Over the years I had the opportunity to meet many people who knew Lipatti or who shared my fascination. His biographer Grigore Bargauanu in Paris has been a strong supporter of my work, and I helped him with discographical details for his biography. Hugues Cuenod, the Swiss tenor born in 1902 who was a dear friend of Lipatti, invited me to his home many times and spoke at length – we had many fascinating discussions, no less interesting since I was about one-quarter his age when we first met! I interviewed his students Bela Siki (in Japan, when we were both living there), Robert Weisz, Charles Reiner, Louise-Antoinette Lombard, and Jacques Chapuis.
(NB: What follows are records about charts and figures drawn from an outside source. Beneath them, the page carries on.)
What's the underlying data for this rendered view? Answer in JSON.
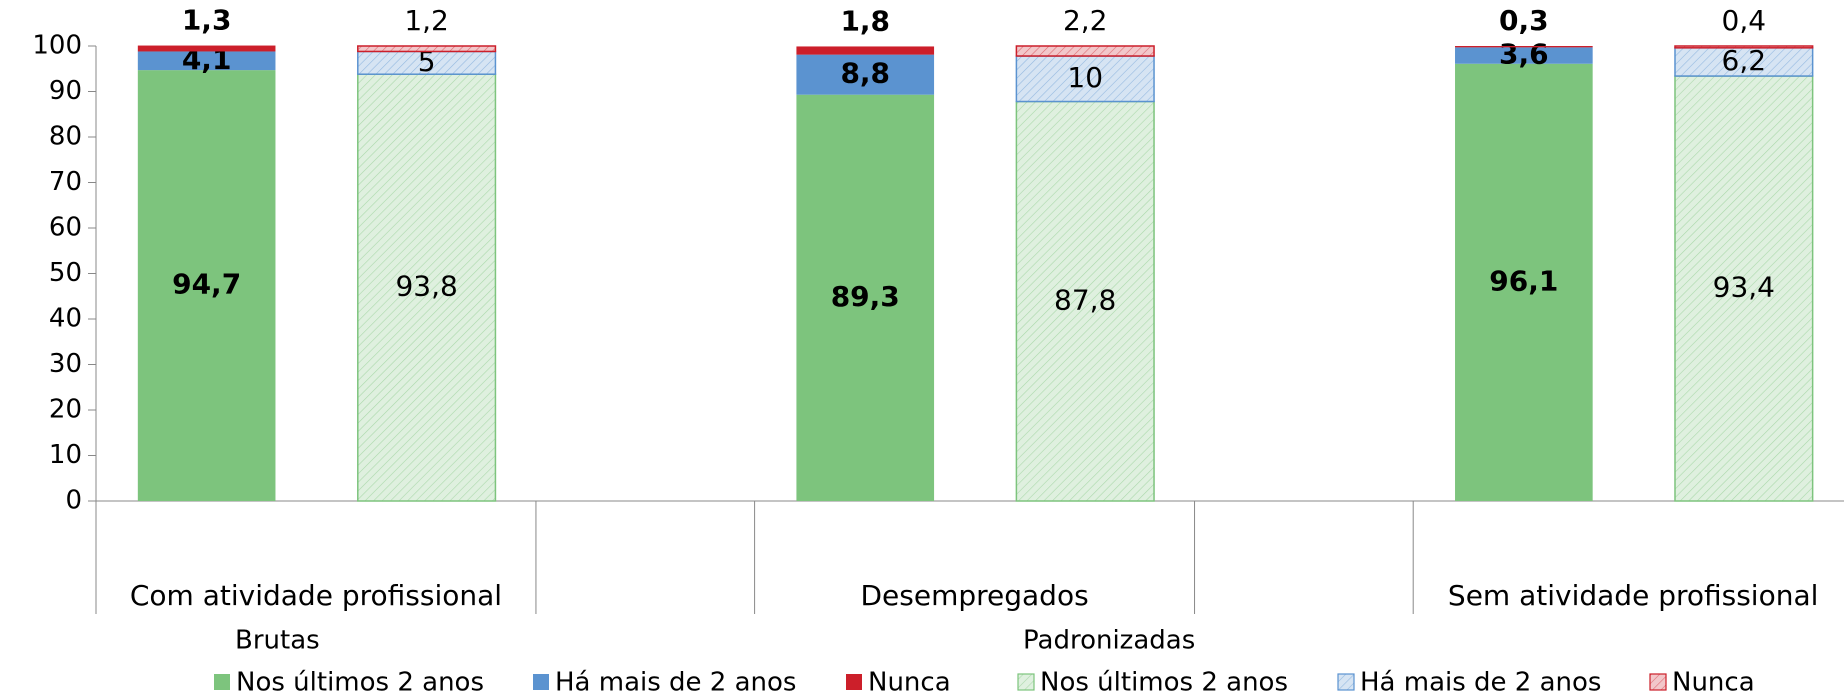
{
  "chart_data": {
    "type": "stacked_bar",
    "categories": [
      "Com atividade profissional",
      "Desempregados",
      "Sem atividade profissional"
    ],
    "ylim": [
      0,
      100
    ],
    "yticks": [
      0,
      10,
      20,
      30,
      40,
      50,
      60,
      70,
      80,
      90,
      100
    ],
    "groups": [
      {
        "name": "Brutas",
        "hatch": false,
        "bold_labels": true,
        "series": [
          {
            "name": "Nos últimos 2 anos",
            "color": "#7dc47d",
            "values": [
              94.7,
              89.3,
              96.1
            ],
            "value_labels": [
              "94,7",
              "89,3",
              "96,1"
            ]
          },
          {
            "name": "Há mais de 2 anos",
            "color": "#5b93d0",
            "values": [
              4.1,
              8.8,
              3.6
            ],
            "value_labels": [
              "4,1",
              "8,8",
              "3,6"
            ]
          },
          {
            "name": "Nunca",
            "color": "#cc1f2a",
            "values": [
              1.3,
              1.8,
              0.3
            ],
            "value_labels": [
              "1,3",
              "1,8",
              "0,3"
            ]
          }
        ]
      },
      {
        "name": "Padronizadas",
        "hatch": true,
        "bold_labels": false,
        "series": [
          {
            "name": "Nos últimos 2 anos",
            "color": "#7dc47d",
            "values": [
              93.8,
              87.8,
              93.4
            ],
            "value_labels": [
              "93,8",
              "87,8",
              "93,4"
            ]
          },
          {
            "name": "Há mais de 2 anos",
            "color": "#5b93d0",
            "values": [
              5,
              10,
              6.2
            ],
            "value_labels": [
              "5",
              "10",
              "6,2"
            ]
          },
          {
            "name": "Nunca",
            "color": "#cc1f2a",
            "values": [
              1.2,
              2.2,
              0.4
            ],
            "value_labels": [
              "1,2",
              "2,2",
              "0,4"
            ]
          }
        ]
      }
    ]
  }
}
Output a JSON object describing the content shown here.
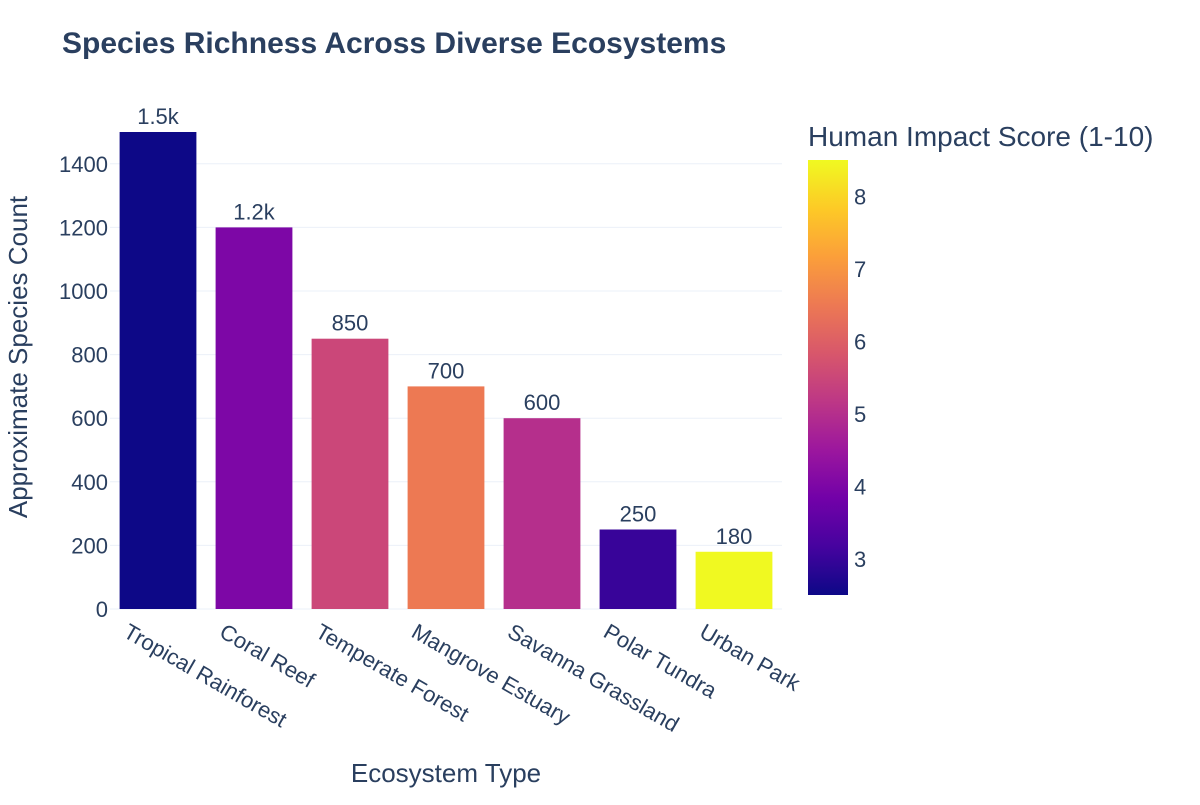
{
  "chart_data": {
    "type": "bar",
    "title": "Species Richness Across Diverse Ecosystems",
    "xlabel": "Ecosystem Type",
    "ylabel": "Approximate Species Count",
    "categories": [
      "Tropical Rainforest",
      "Coral Reef",
      "Temperate Forest",
      "Mangrove Estuary",
      "Savanna Grassland",
      "Polar Tundra",
      "Urban Park"
    ],
    "values": [
      1500,
      1200,
      850,
      700,
      600,
      250,
      180
    ],
    "value_labels": [
      "1.5k",
      "1.2k",
      "850",
      "700",
      "600",
      "250",
      "180"
    ],
    "human_impact_score": [
      2.5,
      4,
      5.5,
      6.5,
      5,
      3,
      8.5
    ],
    "ylim": [
      0,
      1500
    ],
    "yticks": [
      0,
      200,
      400,
      600,
      800,
      1000,
      1200,
      1400
    ],
    "grid": true,
    "colorbar": {
      "title": "Human Impact Score (1-10)",
      "range": [
        2.5,
        8.5
      ],
      "ticks": [
        3,
        4,
        5,
        6,
        7,
        8
      ],
      "colorscale": [
        "#0d0887",
        "#46039f",
        "#7201a8",
        "#9c179e",
        "#bd3786",
        "#d8576b",
        "#ed7953",
        "#fb9f3a",
        "#fdca26",
        "#f0f921"
      ]
    },
    "colors": {
      "text": "#2a3f5f",
      "grid": "#ebf0f8",
      "title": "#2a3f5f"
    }
  }
}
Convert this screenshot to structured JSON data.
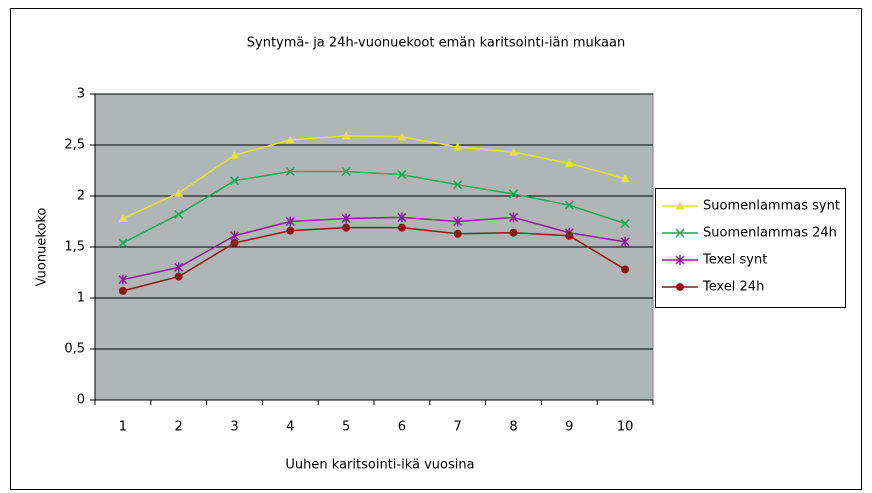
{
  "chart_data": {
    "type": "line",
    "title": "Syntymä- ja 24h-vuonuekoot emän karitsointi-iän mukaan",
    "x_label": "Uuhen karitsointi-ikä vuosina",
    "y_label": "Vuonuekoko",
    "categories": [
      "1",
      "2",
      "3",
      "4",
      "5",
      "6",
      "7",
      "8",
      "9",
      "10"
    ],
    "ylim": [
      0,
      3
    ],
    "yticks": [
      0,
      {
        "value": 0.5,
        "label": "0,5"
      },
      1,
      {
        "value": 1.5,
        "label": "1,5"
      },
      2,
      {
        "value": 2.5,
        "label": "2,5"
      },
      3
    ],
    "grid": true,
    "legend": "right",
    "series": [
      {
        "name": "Suomenlammas synt",
        "color": "#e2e23a",
        "marker": "triangle",
        "values": [
          1.78,
          2.03,
          2.4,
          2.55,
          2.59,
          2.58,
          2.48,
          2.43,
          2.32,
          2.17
        ]
      },
      {
        "name": "Suomenlammas 24h",
        "color": "#17a65a",
        "marker": "x",
        "values": [
          1.54,
          1.82,
          2.15,
          2.24,
          2.24,
          2.21,
          2.11,
          2.02,
          1.91,
          1.73
        ]
      },
      {
        "name": "Texel synt",
        "color": "#8e1c9c",
        "marker": "star",
        "values": [
          1.18,
          1.3,
          1.61,
          1.75,
          1.78,
          1.79,
          1.75,
          1.79,
          1.64,
          1.55
        ]
      },
      {
        "name": "Texel 24h",
        "color": "#8c1a1a",
        "marker": "circle",
        "values": [
          1.07,
          1.21,
          1.54,
          1.66,
          1.69,
          1.69,
          1.63,
          1.64,
          1.61,
          1.28
        ]
      }
    ]
  }
}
I had the chance to visit the famous soprano Elisabeth Schwarzkopf in her home to speak about Lipatti as well. In the past few months Rumanian producer Florica Gheorghescu and a Rumanian ambassador have come to support my research.
Lipatti’s playing has the power to impact all his listeners – two stories from my teens illustrate this point. In the late 1980s I was working in the classical music department at a record store in Montreal, and the first batch of Lipatti CDs was released. I put on the famous chorale ‘Jesu, Joy of Man’s Desiring,’ which had been a leitmotif in Lipatti’s life – every person in the store came to the staff desk to see what was playing. The CD sold out before the 3-minute piece had finished playing, and we had to take requests for future copies. A year or two later, I witnessed the great pianist Leon Fleisher giving a masterclass. He said, “There is only one pianist who for me has been able to go directly to the heart of the music, and that was Dinu Lipatti” – upon the mention of his name, a murmur of ‘aaah’ went through the audience, a moving sign that the pianist who had died many decades earlier was still known to music lovers.
In my opinion, Lipatti’s playing occupies a spiritual realm that so many artists fail to reach. He transcends the dichotomy of ‘Urtext’ versus ‘performer’ by being true to the ‘Ur-Spirit’ (as he termed it, meaning ‘original spirit’) of the work, thereby creating interpretations that transcend both the time in which they were composed and the time in which Lipatti performed them. He seems to be tapping into the source of inspiration of the music of which the printed page is but a shadow, simultaneously providing the architectural overview of a blueprint and the spirit of a living organism. The precision of his touch, clarity of his phrasing, transparency of his voicing, and purity of his tone are put to the service of his profound intellect and the intentions of the composer, resulting in interpretations that transfix the listener with their inevitability.
In recent years I have felt frustrated by the lack of new discoveries, and yet there is still hope. Late in 2008 I obtained a copy of some recordings I had sought for 19 years: a series of records that Lipatti had made with the cellist Antonio Janigro in 1947, among them the first movement of Beethoven’s Third Cello Sonata and the slow movement of a Bach Sonata; the former is the only known recording of Lipatti playing Beethoven (so far)! Plans are underway to digitally improve the sound of the recently rediscovered source material, and additionally to retransfer the other private recordings that came to light in the 90s. It is known that more private recordings of Lipatti than have been found existed in his widow’s hands and the search continues. It is my hope that the world will have an opportunity to appreciate the lesser-known aspects of the great Rumanian artist Dinu Lipatti and experience the power his heartfelt musical interpretations can bring.